Ее глаза наполнились слезами.
– Эти типы, что его преследовали… Его двойная жизнь… Измученный вид… Он наверняка был в депрессии – отсюда суицидальные настроения. Такие семейные самоубийства, увы, явление типичное. Человек боится порицания, не хочет оставлять свою семью на произвол судьбы – и истребляет ее. Сколько мужчин убивали детей, жену и, только наведавшись во все спальни дома, пускали себе пулю в лоб? Это подлинная драма, Фред.
– Это какое-то безумие. Твой отец взял бы пистолет, ружье. Почему автомобильная авария?
– Мой отец всю жизнь боролся с преступностью, служил примером. Когда я была в таможне, его фотографии висели повсюду, мне говорили о нем как о мессии. Он участвовал в самых крупных операциях по ликвидации сетей наркоторговли, иногда рискуя жизнью. Я думаю, он не хотел нести бремя двух убийств и самоубийства.
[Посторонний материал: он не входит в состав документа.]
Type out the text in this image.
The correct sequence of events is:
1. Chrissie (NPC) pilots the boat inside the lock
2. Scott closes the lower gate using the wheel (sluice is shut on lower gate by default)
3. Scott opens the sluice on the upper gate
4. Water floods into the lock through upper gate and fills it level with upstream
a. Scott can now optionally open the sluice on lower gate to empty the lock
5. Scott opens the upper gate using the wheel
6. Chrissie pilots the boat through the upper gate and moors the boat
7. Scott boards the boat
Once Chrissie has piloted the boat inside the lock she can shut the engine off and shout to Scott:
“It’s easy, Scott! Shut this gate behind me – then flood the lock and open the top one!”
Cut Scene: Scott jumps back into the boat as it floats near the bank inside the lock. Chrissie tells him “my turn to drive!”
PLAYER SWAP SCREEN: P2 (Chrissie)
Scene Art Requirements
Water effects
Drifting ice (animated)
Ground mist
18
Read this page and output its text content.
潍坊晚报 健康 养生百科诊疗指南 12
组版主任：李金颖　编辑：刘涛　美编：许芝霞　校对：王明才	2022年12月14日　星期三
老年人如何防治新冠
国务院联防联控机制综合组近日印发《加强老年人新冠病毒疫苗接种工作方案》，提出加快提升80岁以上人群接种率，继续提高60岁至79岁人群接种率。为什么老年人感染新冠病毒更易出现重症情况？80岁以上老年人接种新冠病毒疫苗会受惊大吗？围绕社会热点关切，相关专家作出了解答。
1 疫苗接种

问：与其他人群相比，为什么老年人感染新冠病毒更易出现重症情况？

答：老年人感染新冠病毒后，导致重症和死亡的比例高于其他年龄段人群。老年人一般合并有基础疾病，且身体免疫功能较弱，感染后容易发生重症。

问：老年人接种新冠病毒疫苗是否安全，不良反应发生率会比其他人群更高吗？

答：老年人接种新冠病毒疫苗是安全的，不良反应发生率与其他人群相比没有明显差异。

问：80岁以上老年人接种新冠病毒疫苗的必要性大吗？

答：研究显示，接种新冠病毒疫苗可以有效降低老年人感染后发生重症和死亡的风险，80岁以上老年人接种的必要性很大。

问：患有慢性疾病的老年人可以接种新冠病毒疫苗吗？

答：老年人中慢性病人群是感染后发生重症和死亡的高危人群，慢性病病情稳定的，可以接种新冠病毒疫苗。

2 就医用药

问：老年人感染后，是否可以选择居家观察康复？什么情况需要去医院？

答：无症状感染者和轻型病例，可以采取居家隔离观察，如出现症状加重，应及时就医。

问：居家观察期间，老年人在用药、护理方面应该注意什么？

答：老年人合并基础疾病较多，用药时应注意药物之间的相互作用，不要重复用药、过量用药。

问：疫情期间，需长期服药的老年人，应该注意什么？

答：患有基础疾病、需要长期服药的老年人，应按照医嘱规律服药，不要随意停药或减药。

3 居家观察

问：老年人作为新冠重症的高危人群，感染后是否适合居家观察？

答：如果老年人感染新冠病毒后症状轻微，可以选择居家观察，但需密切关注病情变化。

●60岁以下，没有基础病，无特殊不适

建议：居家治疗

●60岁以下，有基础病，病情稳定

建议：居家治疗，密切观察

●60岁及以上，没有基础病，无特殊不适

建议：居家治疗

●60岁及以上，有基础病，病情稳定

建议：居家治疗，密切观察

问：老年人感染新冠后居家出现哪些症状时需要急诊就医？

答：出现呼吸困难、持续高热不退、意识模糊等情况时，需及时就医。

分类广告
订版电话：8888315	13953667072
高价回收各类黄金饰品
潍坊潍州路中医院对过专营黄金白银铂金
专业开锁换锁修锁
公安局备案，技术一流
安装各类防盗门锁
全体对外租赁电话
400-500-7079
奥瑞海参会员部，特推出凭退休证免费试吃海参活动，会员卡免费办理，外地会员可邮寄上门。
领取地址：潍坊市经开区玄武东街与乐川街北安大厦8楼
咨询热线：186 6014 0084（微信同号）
Хотел, чтобы его образ остался в памяти у всех незапятнанным. Что-то вроде кодекса чести, понимаешь?
– Значит, он выбрал аварию… Так оно «чище». Но как ты объяснишь эту адресованную тебе записку в его вещах? Истину, которую ты должна найти?
– Понятия не имею.
Она вздохнула:
– Я обижалась на него за то, что он был недостаточно близок с Леа и со мной. За несколько месяцев я так и не разглядела, что он страдает, и все из-за этого дела. Это не он был эгоистом, эгоистка – я.
– Не говори так. Ив всегда был очень сдержан, он не из тех, что вываливают на других свои проблемы. Ты не могла догадаться. Все это только ужасные гипотезы.
– Я знаю… Но это серьезная ниточка.
– Хочешь, поговорим с шефом аварийной бригады, расскажем эту историю про пропидол в твоей крови? Он может пересмотреть аварию под другим углом и…
– Нет, пока не стоит. Мне надо все это переварить, прежде чем чернить память отца.